As the jet gets destroyed in a chaotic flurry of metal and fire, the action descends onto a train and a mid-level boss presents a new challenge. Bayonetta 2 is filled with brand new techniques for the player to master as well as impressively designed enemies – far greater in their visual quality than anything else currently on Wii U – and here is where Electronic Theatre got a first taste of counterattacking. Before now it had been a case of hit-and-move on repetition, but here we find an enemy capable of landing devastating blows that can break not only a combo, but a movement also. Of course, as an experienced Bayonetta player the solution was obvious and it wasn’t long before the face before us was nothing but dust. But there’s one more challenge yet to face.

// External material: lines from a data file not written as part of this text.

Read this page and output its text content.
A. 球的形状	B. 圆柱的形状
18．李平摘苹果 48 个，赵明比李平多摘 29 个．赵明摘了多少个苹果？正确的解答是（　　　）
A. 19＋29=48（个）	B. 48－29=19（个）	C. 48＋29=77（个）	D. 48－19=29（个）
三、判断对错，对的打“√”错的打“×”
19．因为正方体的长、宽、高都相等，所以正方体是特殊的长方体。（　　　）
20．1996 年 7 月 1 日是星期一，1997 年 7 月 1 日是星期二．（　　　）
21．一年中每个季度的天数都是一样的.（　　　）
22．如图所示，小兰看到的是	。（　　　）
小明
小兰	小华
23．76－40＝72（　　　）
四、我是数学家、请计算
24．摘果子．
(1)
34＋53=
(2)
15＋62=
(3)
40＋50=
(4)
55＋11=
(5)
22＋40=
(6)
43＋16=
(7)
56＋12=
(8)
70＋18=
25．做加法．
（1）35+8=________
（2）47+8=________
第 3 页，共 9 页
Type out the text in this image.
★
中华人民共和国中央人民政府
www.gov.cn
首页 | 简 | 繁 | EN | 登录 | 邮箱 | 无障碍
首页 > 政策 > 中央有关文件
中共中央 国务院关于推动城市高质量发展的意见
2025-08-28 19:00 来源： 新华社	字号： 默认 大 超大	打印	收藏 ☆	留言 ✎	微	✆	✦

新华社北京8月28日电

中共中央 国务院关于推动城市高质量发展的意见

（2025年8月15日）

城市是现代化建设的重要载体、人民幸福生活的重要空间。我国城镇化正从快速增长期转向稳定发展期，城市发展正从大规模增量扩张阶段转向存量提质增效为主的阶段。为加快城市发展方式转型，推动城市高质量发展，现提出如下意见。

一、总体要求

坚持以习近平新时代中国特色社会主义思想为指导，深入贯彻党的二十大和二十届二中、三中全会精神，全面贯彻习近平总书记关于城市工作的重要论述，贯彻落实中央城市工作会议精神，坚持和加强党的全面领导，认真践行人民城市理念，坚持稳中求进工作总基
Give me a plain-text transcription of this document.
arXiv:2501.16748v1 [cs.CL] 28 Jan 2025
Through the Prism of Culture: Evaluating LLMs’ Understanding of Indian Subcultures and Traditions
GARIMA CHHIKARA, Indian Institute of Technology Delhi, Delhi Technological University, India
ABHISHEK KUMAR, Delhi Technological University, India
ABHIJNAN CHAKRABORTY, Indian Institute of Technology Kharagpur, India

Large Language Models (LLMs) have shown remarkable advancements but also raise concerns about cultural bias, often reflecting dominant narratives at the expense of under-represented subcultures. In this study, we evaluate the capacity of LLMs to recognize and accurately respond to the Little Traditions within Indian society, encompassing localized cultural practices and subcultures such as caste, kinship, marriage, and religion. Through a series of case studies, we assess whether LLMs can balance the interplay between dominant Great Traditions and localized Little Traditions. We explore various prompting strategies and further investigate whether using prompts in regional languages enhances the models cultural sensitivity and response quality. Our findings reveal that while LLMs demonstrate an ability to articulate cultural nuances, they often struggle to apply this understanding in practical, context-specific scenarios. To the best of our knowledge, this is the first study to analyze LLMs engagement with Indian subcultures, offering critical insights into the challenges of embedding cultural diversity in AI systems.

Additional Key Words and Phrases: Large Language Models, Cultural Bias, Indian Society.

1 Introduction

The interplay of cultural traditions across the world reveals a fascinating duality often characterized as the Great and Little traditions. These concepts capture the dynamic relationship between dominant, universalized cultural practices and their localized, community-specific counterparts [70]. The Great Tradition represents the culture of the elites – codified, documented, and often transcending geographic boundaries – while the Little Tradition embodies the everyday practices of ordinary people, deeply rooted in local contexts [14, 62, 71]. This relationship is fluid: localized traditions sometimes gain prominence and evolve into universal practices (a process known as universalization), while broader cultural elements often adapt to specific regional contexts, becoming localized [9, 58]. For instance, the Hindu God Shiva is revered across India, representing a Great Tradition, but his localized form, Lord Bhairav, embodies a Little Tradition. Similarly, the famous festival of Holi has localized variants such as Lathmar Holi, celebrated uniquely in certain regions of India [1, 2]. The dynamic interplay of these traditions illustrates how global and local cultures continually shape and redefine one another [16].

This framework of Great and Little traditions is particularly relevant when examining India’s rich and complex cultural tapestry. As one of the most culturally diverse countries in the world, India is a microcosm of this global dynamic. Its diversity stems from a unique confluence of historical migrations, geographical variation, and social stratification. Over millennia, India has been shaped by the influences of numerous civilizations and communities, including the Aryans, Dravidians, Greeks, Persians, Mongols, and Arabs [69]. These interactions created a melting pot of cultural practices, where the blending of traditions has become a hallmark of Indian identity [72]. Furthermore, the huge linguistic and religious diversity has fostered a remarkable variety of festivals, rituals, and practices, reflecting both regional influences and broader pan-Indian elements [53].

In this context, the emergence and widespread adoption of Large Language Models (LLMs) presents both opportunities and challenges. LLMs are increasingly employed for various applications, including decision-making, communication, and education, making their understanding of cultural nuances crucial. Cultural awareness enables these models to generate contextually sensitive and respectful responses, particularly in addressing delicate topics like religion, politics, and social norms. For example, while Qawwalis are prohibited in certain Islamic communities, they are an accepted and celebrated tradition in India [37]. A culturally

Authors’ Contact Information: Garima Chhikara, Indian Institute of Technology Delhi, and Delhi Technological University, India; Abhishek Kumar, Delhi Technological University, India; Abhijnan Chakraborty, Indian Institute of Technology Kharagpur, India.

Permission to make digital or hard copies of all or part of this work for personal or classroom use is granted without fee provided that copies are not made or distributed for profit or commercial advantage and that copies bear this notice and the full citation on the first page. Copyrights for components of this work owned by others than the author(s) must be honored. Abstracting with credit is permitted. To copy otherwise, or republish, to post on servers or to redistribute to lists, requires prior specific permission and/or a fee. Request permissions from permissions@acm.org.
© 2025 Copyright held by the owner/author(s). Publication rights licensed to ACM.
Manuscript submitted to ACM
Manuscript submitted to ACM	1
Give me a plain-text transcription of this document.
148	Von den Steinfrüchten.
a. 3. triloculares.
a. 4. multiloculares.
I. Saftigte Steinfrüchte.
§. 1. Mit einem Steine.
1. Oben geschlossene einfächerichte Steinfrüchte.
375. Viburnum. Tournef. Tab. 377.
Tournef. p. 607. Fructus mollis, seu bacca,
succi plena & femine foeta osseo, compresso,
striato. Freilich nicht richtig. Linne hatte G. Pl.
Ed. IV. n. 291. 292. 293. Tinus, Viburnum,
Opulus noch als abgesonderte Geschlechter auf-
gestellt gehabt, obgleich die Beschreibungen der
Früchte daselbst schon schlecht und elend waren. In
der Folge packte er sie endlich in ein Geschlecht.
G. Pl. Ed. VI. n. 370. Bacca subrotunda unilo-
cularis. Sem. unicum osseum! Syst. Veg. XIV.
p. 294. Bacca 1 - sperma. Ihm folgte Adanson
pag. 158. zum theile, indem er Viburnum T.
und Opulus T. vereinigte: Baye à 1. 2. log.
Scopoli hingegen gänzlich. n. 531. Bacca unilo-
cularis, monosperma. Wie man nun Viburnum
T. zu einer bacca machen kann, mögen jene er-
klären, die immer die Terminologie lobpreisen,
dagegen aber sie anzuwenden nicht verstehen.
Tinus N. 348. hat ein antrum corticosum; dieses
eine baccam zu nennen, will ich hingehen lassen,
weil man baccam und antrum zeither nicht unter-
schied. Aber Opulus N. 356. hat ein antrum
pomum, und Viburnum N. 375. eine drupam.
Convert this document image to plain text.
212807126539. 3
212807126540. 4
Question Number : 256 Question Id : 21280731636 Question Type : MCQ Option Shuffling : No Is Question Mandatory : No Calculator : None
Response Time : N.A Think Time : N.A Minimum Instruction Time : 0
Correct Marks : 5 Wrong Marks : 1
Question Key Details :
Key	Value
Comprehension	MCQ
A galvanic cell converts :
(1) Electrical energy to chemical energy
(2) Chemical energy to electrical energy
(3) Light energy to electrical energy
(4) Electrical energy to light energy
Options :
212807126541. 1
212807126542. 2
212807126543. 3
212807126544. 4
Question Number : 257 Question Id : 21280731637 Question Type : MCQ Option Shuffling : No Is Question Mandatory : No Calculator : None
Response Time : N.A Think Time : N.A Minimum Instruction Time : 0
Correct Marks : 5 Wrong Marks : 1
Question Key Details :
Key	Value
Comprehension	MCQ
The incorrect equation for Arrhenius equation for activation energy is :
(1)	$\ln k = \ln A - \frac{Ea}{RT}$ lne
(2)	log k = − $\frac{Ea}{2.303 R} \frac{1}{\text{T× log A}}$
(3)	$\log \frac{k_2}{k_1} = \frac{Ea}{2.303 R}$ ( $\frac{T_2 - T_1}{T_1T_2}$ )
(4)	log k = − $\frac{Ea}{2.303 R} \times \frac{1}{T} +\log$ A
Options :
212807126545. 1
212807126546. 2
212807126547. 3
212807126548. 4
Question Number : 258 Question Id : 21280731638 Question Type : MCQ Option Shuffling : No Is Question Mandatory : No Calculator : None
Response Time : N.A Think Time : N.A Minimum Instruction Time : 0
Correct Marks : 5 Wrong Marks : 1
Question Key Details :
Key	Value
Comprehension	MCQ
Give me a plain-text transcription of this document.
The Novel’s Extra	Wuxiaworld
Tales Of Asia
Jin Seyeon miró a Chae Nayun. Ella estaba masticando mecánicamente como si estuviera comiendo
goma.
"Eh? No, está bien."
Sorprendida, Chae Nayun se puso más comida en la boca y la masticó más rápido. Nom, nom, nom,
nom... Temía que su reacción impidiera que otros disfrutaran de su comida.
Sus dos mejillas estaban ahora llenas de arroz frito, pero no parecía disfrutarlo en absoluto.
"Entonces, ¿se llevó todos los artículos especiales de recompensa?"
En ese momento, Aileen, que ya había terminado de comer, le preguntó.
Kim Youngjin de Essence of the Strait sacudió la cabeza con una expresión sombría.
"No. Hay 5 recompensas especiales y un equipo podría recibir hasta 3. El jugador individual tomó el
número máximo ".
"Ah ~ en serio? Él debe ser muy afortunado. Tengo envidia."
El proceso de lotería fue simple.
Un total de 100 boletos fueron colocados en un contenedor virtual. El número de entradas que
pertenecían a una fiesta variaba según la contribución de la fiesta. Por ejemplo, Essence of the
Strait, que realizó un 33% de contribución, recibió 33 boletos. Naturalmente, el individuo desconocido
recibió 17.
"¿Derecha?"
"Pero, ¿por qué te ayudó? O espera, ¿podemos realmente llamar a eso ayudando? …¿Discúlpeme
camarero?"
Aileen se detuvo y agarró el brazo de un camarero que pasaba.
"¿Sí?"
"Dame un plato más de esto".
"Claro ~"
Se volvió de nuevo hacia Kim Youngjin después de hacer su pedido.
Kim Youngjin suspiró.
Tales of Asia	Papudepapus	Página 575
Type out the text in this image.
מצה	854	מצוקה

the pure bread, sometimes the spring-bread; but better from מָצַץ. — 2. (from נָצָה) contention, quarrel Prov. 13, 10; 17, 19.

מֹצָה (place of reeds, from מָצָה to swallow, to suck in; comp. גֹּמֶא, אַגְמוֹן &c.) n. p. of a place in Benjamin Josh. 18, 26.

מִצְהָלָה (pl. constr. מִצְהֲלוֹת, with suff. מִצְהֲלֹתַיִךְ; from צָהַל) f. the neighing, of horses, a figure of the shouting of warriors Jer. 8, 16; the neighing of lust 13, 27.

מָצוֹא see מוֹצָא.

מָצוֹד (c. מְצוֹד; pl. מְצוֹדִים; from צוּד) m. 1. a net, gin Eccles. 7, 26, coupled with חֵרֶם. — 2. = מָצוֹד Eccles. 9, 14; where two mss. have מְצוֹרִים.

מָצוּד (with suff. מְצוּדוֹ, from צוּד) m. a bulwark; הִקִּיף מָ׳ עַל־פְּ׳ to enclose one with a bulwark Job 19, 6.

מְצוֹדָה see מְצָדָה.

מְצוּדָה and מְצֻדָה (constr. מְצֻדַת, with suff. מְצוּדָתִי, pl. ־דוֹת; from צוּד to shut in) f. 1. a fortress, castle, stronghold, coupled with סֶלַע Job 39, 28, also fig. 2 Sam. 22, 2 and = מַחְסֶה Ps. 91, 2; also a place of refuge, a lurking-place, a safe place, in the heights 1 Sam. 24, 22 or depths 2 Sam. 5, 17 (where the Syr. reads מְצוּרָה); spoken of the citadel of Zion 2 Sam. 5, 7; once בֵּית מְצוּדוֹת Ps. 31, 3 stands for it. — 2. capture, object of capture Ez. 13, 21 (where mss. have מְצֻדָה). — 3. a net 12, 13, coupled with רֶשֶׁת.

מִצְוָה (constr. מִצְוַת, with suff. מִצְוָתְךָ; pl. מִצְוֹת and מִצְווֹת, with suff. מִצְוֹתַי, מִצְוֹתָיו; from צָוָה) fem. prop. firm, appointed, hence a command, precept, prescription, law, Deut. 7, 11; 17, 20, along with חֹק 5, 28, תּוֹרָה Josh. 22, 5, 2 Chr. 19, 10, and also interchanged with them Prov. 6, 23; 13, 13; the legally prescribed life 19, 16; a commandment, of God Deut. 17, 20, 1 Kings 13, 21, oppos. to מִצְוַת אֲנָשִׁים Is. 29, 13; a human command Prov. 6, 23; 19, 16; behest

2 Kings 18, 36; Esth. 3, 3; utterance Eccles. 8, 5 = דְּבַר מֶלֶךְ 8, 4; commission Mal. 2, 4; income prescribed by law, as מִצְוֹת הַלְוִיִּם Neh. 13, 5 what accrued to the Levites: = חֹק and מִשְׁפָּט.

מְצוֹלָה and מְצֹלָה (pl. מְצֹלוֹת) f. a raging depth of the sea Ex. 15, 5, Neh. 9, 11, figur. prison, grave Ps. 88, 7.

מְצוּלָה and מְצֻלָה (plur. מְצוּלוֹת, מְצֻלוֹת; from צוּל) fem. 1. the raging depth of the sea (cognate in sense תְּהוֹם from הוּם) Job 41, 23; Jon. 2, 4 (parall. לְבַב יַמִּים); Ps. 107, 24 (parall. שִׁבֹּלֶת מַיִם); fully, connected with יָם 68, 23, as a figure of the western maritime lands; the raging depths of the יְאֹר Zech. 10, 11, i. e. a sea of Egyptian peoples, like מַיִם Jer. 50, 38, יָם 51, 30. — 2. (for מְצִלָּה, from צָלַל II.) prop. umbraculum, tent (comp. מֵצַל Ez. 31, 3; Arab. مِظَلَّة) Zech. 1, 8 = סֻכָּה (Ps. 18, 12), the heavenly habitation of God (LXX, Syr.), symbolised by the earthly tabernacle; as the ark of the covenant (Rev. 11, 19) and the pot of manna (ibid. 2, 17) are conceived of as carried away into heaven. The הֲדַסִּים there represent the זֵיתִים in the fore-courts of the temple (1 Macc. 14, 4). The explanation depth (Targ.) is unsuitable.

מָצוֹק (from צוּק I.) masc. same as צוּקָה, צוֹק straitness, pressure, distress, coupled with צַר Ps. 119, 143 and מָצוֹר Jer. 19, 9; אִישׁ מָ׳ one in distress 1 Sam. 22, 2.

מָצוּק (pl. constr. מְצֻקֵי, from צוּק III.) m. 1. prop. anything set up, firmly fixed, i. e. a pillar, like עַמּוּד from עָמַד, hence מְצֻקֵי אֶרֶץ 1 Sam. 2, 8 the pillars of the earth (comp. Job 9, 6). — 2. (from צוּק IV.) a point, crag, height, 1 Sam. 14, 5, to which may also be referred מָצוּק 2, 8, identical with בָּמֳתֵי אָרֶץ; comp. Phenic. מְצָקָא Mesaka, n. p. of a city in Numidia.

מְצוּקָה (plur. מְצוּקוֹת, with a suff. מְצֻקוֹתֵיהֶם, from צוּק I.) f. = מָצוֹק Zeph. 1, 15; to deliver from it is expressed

The race had already moved from jet to train, and now we see Bayonetta charging up the side of a skyscraper, cracking each pane of glass as she goes. Determined and confident as ever, a giant dragon surrounds the building and our heroine along with it. Continuing the dash to the top a sudden stop and blackflip into the air is all the indication needed to get back into the action. Limbs fly far further than their normal reach would suggest possible in a flurry of blows to the oversized reptile’s head. Pound for pound Bayonetta is beat, but she’s got more than enough skill and aggression to see this beast beaten down to earth. And when she does it’s the biggest spectacle of any videogame on Wii U. This is Bayonetta times one thousand: and Electronic Theatre wouldn’t have it any other way.
While the action translating to the Wii U’s GamePad is one thing, the inclusion of touchscreen controls is another. Designed to make the combat more accessible, Electronic Theatre’s experience was actually the reverse: the distance between input and spatial awareness was great that it rendered the option pointless. Instead, Bayonetta 2 is best tackled as an eccentric take on a familiar modern scrolling beat-‘em-up formula. And with that, the question is not so much whether Bayonetta 2 can deliver on its promise but whether or not there’ll be anyone ready to acknowledge it when it does.